We can drastically speed-up this process (changing its complexity class back to O(N)) by "caching" a reference to the last node in a list (and updating it whenever a new node is added at the end). In this way we can eliminate scanning altogether (or another way to look at it is scanning each newly added list node once, and remembering it: this is similar to amortized complexity computations). The technique of caching is a wonderful example of a space for time tradeoff: by increasing the amount of space (by storing an extra reference) we can decrease the amount of running time. The code to accomplish this same task more efficiently (in time; a bit less in space) is

  LN lastCache = null;
  for (;;)
    try {
      int someValue = tbr.readInt();
      if (lastCache == null)
        lastCache = x = new LN (someValue,null);
      else {
        lastCache.next = new LN(someValue,null);
        lastCache      = lastCache.next;
      }
    }catch (EOFException eofe) {break;}
In fact, as an extra bonus this code is even simpler (less confusing) than the code shown above, if we understand how the lastCache is initialized and used.

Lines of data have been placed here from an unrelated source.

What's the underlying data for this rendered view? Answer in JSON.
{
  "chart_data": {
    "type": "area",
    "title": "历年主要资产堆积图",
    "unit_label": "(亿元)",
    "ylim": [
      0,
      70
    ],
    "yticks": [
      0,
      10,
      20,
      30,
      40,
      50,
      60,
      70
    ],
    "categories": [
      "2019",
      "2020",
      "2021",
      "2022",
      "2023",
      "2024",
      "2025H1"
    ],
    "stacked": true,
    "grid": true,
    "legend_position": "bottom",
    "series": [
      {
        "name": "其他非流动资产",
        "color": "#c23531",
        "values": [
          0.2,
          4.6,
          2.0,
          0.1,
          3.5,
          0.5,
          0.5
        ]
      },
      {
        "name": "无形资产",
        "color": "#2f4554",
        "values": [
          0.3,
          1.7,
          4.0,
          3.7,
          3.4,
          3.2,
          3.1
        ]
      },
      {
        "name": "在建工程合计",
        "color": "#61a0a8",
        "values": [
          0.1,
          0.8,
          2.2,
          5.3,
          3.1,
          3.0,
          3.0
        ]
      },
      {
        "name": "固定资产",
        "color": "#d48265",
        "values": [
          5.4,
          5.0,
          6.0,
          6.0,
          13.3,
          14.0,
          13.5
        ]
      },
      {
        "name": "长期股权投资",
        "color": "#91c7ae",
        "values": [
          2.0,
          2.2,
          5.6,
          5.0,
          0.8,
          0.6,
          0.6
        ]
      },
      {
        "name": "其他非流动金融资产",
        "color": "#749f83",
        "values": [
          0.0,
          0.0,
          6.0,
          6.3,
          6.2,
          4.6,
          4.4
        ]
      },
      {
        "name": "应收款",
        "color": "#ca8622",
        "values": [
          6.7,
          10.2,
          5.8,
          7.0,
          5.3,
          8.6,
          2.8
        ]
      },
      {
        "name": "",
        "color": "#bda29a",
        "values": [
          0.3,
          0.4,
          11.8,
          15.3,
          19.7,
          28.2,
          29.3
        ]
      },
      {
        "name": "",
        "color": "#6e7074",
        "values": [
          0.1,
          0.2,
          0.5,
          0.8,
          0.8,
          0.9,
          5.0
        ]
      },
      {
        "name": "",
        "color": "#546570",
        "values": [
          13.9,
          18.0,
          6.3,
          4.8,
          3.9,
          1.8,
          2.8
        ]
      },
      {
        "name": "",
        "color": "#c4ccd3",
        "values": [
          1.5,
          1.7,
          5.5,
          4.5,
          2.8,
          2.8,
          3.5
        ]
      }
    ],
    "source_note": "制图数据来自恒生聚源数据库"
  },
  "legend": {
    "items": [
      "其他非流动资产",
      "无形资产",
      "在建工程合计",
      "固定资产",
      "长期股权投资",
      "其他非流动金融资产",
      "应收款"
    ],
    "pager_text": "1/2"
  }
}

Java masochists could "simplify" the else block by writing the single statement (similarly to what appears before the else)
 lastCache = lastCache.next = new LN(someValue,null);
whose double assignment does the job of both statements in the block. Notice that
 lastCache.next = lastCache = new LN(someValue,null);
with the order of the two values receiving the assignment, FAILS TO DO THE JOB.

Problem Set To ensure that you understand all the material in this lecture, please solve the the announced problems after you read the lecture.

If you get stumped on any problem, go back and read the relevant part of the lecture. If you still have questions, please get help from the Instructor, a TA, or any other student.

  1. Hand simulate the following code fragment on an empty list, first on a list containing one object (x refers to it), and on the linked lists illustrate at the beginning of this lecture.
      LN answer = null;
      for (;x!=null;) {
        LN toMove   = x;
        x           = x.next;
        toMove.next = answer;
        answer      = toMove; 
      }
        
      x = answer;

  2. Describe the result of using the incorrect statement
     lastCache.next = lastCaache = new LN(someValue,null);
    in the code above that reads values from a file and puts them in a list, in the same sequential order. For a file of 3 values does this code throw an exception? If not, what does the final list look like?